• Architecture in Layers: La Pedrera’s Seductive Stone Envelope

    2 October 2025

    In the arid folds of Puebla’s Tentzo range, Taller Ezequiel Aguilar Martínez has carved a clubhouse that fuses architecture with geology. La Pedrera is architecture stripped of ego, a masterclass in architectural camouflage where stone walls curve into the hillside, glass dissolves into the horizon, and the building becomes part of the landscape’s rhythm.

    The Art of Disappearing

    La Pedrera Clubhouse, carved into a hillside in Atlixco, Mexico, is not your typical leisure retreat. Designed by Taller Ezequiel Aguilar Martínez, the 1,503 m² structure is a poetic response to the semi-desert landscape of the Sierra del Tentzo. Rather than imposing itself, the building recedes, its circular plan and layered facade system orchestrating a dialogue between architecture and geology.

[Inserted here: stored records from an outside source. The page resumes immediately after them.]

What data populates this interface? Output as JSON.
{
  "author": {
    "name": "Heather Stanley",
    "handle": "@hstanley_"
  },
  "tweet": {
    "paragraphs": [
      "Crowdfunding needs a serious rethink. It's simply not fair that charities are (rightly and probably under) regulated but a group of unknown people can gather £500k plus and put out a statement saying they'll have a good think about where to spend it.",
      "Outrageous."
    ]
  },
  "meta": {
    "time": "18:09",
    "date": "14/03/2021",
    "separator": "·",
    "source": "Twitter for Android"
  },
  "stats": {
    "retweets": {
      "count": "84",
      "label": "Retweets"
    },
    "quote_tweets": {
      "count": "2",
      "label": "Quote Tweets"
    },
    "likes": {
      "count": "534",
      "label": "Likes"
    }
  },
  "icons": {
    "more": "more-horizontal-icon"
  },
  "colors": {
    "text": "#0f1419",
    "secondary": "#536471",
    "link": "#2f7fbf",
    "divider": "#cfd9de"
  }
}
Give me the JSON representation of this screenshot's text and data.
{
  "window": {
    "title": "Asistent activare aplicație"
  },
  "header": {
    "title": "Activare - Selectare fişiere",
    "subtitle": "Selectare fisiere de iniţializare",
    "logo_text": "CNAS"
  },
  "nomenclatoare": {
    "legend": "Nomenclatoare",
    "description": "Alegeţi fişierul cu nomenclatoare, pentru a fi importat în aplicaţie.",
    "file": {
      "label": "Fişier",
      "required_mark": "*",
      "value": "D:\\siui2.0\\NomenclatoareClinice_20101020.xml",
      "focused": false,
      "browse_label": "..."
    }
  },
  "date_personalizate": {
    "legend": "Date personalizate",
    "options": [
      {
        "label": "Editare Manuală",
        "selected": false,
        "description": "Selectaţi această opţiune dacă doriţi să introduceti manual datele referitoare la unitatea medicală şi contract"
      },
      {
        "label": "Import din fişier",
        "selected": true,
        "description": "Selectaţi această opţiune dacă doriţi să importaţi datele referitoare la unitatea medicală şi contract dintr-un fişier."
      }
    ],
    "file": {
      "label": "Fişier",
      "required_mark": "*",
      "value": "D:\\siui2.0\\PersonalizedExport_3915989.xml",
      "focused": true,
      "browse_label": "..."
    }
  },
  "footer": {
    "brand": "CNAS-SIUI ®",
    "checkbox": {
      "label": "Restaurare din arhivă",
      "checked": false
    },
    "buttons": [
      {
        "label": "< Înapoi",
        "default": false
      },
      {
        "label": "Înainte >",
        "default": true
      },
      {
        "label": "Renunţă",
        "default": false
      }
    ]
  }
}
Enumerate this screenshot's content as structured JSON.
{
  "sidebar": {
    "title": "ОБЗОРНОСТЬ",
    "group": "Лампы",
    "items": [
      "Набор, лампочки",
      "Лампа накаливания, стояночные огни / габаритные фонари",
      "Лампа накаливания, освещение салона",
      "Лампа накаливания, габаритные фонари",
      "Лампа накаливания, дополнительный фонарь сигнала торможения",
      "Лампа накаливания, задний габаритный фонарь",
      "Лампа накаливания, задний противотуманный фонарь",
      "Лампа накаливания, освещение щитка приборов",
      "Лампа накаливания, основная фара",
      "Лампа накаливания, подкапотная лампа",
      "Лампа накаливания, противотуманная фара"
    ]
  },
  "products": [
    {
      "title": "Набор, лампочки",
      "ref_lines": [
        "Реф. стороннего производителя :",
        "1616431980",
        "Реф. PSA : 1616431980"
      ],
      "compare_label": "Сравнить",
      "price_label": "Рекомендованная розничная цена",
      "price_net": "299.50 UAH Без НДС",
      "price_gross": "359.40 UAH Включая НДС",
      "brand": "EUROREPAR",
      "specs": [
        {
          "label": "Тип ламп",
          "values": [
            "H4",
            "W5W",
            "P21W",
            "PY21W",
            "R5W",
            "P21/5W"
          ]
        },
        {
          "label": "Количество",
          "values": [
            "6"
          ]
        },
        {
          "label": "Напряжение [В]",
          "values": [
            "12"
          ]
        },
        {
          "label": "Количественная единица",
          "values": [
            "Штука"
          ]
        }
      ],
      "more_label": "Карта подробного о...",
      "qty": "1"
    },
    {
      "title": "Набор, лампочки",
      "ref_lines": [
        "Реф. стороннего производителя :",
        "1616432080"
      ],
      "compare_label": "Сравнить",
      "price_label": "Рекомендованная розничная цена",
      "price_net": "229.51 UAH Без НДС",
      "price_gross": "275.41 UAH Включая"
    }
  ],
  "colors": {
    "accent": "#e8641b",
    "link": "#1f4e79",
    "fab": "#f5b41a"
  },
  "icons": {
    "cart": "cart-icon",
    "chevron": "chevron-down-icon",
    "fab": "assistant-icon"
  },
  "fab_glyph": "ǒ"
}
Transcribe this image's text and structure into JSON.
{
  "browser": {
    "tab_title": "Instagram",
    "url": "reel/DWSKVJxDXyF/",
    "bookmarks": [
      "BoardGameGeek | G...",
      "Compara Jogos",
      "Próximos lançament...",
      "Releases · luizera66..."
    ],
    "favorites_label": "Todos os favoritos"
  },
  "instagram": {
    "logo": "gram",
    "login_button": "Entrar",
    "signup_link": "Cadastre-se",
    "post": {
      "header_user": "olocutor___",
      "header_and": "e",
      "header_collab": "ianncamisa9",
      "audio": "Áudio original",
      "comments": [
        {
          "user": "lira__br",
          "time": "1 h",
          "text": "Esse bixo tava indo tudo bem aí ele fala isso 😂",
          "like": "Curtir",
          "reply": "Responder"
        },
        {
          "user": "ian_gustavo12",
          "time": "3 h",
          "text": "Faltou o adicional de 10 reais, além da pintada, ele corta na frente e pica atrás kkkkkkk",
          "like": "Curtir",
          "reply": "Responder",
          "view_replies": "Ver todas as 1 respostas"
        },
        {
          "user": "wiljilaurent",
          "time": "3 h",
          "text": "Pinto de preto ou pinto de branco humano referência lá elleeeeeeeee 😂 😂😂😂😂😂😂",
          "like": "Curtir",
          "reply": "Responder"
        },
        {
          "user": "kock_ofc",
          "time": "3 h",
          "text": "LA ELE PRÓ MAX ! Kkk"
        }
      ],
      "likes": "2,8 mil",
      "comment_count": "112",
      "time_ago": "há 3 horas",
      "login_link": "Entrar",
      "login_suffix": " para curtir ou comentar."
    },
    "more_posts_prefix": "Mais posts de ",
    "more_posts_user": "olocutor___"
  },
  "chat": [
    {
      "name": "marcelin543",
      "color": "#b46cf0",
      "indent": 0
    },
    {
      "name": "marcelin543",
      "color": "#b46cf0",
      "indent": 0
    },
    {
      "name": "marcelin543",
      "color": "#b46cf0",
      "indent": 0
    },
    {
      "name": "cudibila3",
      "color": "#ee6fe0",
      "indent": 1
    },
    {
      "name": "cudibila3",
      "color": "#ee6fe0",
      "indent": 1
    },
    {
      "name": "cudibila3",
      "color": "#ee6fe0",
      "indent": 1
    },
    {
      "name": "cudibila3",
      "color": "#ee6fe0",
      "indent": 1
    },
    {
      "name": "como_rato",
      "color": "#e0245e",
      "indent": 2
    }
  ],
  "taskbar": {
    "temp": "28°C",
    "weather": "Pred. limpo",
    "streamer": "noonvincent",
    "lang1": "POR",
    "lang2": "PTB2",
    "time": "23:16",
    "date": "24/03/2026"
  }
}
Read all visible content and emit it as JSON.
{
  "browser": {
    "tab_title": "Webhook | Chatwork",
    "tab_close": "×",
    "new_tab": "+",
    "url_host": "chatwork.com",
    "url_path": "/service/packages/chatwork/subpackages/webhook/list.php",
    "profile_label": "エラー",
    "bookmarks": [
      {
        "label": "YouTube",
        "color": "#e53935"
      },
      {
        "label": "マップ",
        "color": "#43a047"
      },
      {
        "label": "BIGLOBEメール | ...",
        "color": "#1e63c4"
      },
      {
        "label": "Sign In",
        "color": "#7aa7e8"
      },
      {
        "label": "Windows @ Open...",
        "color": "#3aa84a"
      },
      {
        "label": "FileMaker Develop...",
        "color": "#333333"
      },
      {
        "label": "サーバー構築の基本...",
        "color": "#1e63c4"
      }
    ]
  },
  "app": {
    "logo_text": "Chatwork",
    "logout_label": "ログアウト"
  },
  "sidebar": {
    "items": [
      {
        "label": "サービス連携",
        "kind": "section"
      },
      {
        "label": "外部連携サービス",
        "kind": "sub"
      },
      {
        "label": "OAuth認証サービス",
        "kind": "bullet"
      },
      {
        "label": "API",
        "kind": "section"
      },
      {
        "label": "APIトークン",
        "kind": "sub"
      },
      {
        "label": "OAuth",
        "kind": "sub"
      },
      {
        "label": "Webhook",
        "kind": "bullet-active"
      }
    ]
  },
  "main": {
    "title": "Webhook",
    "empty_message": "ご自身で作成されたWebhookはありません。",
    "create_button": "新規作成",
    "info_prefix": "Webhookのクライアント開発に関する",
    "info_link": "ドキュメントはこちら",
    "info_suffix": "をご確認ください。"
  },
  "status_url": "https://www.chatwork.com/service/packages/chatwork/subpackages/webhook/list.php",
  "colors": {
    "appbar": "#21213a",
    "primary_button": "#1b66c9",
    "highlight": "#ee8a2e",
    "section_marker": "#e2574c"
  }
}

    The outermost ring of the building is a tactile encounter: curved walls forged from locally quarried stone rise from the terrain like ancient ruins. These walls are not mere cladding, they are structural, anchoring the building to the hill and supporting the elevated platform that houses the main program. Their rugged texture and earthy palette allow the clubhouse to age gracefully, merging with the patina of the land.

    Beneath this stone shell lies a glazed middle ring, a transparent membrane that dissolves boundaries between interior and exterior. This skin floods the restaurant and leisure rooms with natural light while offering uninterrupted views of the Atlixco valley and the volcanic silhouettes of Popocatepetl and Iztaccihuatl. Between the stone and glass, a shaded perimeter corridor acts as a thermal buffer and balcony, enhancing passive cooling and circulation.

    The Rhythm of Radius

    At the heart of La Pedrera is a reflecting pool framed by a dramatic oculus in the concrete roof slab, a gesture that anchors the building spiritually and visually. This slab, cast in exposed concrete, doubles as a 360-degree viewing deck and multipurpose event space. Its raw finish and circular geometry echo the tectonic language of the site.

    The innermost ring comprises rotating wooden doors, allowing spaces to modulate between openness and intimacy. This tri-layered envelope, stone, glass, wood, creates a dynamic interplay of mass and void, opacity and transparency, permanence and adaptability.

    Materiality here is not aesthetic garnish; it’s a strategy of integration. Tepetate, a regional stone used in wall finishes, ensures the building will weather with dignity. Suppliers like CEMEX Spain and Ternium Hylsa contributed to the technical finesse, while landscape architects UPAstudio ensured the building’s footprint felt more like a footprint than a scar.

    La Pedrera is not just a clubhouse, it’s a manifesto. A reminder that architecture, when attuned to its context, can vanish into it while still making a statement.